Korruptionsaffäre:Der nächste Karrieresprung für den Schwiegersohn

Freie-Wähler-Stadtrat Artinger reagierte zunächst nicht auf eine SZ-Anfrage. Sein Schwiegersohn wollte sich auf Nachfrage nicht zu der Angelegenheit äußern. Und Wolbergs? Der OB lässt seinen Strafverteidiger Peter Witting mitteilen, dass er "keinerlei konkrete Erinnerung" mehr an das Auswahlverfahren habe. Außerdem schreibt Rechtsanwalt Witting, es gebe für Wolbergs keinen Zweifel daran, dass Artingers Schwiegersohn "alleine deshalb eingestellt worden war, weil er der beste Bewerber gewesen war, und nicht, weil er der Schwiegersohn des Stadtrates Artinger ist".

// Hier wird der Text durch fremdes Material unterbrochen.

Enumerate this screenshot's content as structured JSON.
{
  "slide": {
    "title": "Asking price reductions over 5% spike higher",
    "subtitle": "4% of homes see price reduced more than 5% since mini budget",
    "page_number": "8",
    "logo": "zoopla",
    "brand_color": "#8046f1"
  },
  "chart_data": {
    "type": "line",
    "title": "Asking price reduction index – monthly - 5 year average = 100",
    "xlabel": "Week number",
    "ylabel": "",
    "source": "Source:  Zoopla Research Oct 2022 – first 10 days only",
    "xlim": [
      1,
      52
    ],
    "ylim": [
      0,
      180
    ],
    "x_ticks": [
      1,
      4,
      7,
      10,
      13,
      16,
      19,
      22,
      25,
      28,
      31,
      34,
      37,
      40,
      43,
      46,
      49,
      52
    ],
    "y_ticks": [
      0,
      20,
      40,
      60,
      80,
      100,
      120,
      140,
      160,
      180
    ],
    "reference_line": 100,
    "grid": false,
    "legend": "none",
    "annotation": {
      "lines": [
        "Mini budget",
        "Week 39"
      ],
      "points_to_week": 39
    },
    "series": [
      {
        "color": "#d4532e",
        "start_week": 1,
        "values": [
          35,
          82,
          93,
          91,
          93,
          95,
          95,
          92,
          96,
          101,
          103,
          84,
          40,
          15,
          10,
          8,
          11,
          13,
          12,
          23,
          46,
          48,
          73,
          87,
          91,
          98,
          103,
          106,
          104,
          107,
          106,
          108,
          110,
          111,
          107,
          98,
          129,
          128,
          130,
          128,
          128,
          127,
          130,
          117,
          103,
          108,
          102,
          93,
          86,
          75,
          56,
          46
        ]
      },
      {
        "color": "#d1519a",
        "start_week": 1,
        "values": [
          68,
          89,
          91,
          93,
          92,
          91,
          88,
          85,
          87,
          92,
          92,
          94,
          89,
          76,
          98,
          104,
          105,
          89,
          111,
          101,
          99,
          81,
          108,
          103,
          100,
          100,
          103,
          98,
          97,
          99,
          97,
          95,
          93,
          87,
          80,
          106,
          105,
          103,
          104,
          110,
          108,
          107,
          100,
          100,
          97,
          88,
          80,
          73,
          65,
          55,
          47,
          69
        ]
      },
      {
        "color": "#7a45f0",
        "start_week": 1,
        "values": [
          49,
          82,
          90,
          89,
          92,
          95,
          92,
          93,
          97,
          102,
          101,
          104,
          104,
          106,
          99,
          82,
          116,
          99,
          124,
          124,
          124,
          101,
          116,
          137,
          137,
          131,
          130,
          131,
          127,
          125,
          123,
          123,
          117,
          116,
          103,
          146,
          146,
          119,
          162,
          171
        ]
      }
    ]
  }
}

Ist die Spezl-Theorie der CSU-Stadtratsfraktion also nur eine Verschwörungstheorie? Der Sprecher der Staatsanwaltschaft teilt dazu mit, dass die Personalie nicht Gegenstand der Ermittlungen ist, die derzeit gegen OB Wolbergs wegen des Verdachts der Bestechlichkeit laufen. Der Sprecher sagt aber auch, dass man die Angelegenheit "zur Kenntnis genommen" habe und für die weiteren Ermittlungen "im Hinterkopf" behalten werde.

Es wäre jedenfalls nicht das erste Mal, dass sich die Staatsanwaltschaft im Zuge der Korruptionsaffäre mit einer heiklen Personalie beschäftigen muss. Bereits im vergangenen Juli hatte die SZ aufgedeckt, dass es Unregelmäßigkeiten bei der Vergabe der Stelle des Technischen Leiters der kommunalen Stadtbau GmbH gab.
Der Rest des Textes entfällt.